With many areas of the Gulf Coast still in shambles and without electricity, and with federal aid still not reaching desperate people, the devastation unleashed Aug. 29 by Hurricane Katrina continues to be a top news story. And new information about the slow federal response to the storm continues to surface.
This week The Washington Post reported that the White House received a computer slide presentation from the Federal Emergency Management Agency on Aug. 27. During this session, FEMA officials stressed that Katrina's coming impact could be even worse than that of a mock Gulf Coast Category 3 hurricane envisioned during a 2004 preparedness session.
"Hurricane Pam," as the mock storm was named, would bring massive flooding, especially in New Orleans, that would destroy infrastructure and kill thousands of people, according to the training session's findings. Katrina, the FEMA officials said during the White House briefing, "could greatly overtop levees and protective systems," and destroy nearly 90 percent of New Orleans' structures, the Post reported. The FEMA officials also warned of "incredible search and rescue needs (60,000-plus)" and said more than a million people could be displaced, the newspaper reported.

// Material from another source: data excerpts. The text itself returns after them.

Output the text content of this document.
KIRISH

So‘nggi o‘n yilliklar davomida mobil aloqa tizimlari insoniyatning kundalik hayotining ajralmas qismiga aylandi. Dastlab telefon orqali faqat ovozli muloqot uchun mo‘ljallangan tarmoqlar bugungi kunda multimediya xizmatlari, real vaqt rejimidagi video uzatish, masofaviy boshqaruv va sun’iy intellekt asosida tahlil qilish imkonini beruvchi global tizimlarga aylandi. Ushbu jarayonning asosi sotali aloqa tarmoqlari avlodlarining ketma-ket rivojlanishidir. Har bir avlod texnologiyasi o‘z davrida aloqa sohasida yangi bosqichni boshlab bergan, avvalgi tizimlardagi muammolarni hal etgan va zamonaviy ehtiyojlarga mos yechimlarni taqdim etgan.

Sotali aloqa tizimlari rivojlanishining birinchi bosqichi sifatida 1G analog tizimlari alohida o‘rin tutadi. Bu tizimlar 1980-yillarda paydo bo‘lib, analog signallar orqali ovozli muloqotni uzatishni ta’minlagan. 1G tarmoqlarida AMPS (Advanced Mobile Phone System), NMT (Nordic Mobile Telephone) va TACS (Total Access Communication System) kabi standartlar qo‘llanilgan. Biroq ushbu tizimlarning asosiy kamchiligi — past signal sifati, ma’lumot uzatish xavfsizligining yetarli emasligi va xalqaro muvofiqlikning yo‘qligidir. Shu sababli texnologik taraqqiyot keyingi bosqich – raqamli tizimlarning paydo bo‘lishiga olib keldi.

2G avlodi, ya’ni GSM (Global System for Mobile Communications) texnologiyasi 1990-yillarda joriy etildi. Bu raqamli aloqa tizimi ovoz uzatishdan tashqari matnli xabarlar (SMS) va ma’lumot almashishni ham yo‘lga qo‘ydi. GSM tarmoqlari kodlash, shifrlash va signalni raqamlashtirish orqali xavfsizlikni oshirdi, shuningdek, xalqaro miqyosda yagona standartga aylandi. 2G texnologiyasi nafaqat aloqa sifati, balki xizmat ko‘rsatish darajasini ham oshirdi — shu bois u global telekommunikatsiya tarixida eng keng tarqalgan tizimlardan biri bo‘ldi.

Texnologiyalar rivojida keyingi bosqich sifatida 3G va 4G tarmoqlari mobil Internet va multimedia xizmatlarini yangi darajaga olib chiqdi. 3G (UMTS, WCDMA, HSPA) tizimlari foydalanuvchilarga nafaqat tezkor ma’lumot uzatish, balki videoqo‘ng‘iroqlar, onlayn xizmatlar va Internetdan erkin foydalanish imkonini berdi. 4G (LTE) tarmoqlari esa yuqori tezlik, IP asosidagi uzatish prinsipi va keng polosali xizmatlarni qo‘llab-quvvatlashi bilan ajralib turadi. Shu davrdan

And on Aug. 29, hours before the Category 4 Katrina made landfall, a division of the Homeland Security Department sent a 41-page e-mail to the White House Situation Room, the Post reported. The e-mail, the Post said, warned that Katrina would "likely lead to severe flooding and/or levee breaching" and it warned specifically about levee breaks along Lake Pontchartrain.
These documented warnings sent to the White House before Hurricane Katrina hit do not square with a remark President Bush made Sept. 1 on ABC's "Good Morning America." The president said, "I don't think anybody anticipated the breach of the levees."
Congress wants an answer to why such a discrepancy occurred. And two congressional committees are trying to get it, along with answers to why the federal response was so painfully slow despite the life-and-death struggles of so many victims.
But the Bush White House is stonewalling. The New York Times reported this week it is citing "the confidentiality of executive branch communications" in refusing to provide the committees with needed Katrina documents and sworn testimony by White House staff. "There has been a near-total lack of cooperation that has made it impossible, in my opinion, for us to do the thorough investigation that we have a responsibility to do," Sen. Joseph Lieberman, D-Conn., said Tuesday during a committee hearing.
It is outrageous that the White House would claim confidentiality on a domestic matter involving the safety of imperiled Americans. The White House should turn over all requested documents and make its staff members available for testimony. If it doesn't, Congress should use its subpoena power. If there is still no cooperation, Congress should appeal to the courts.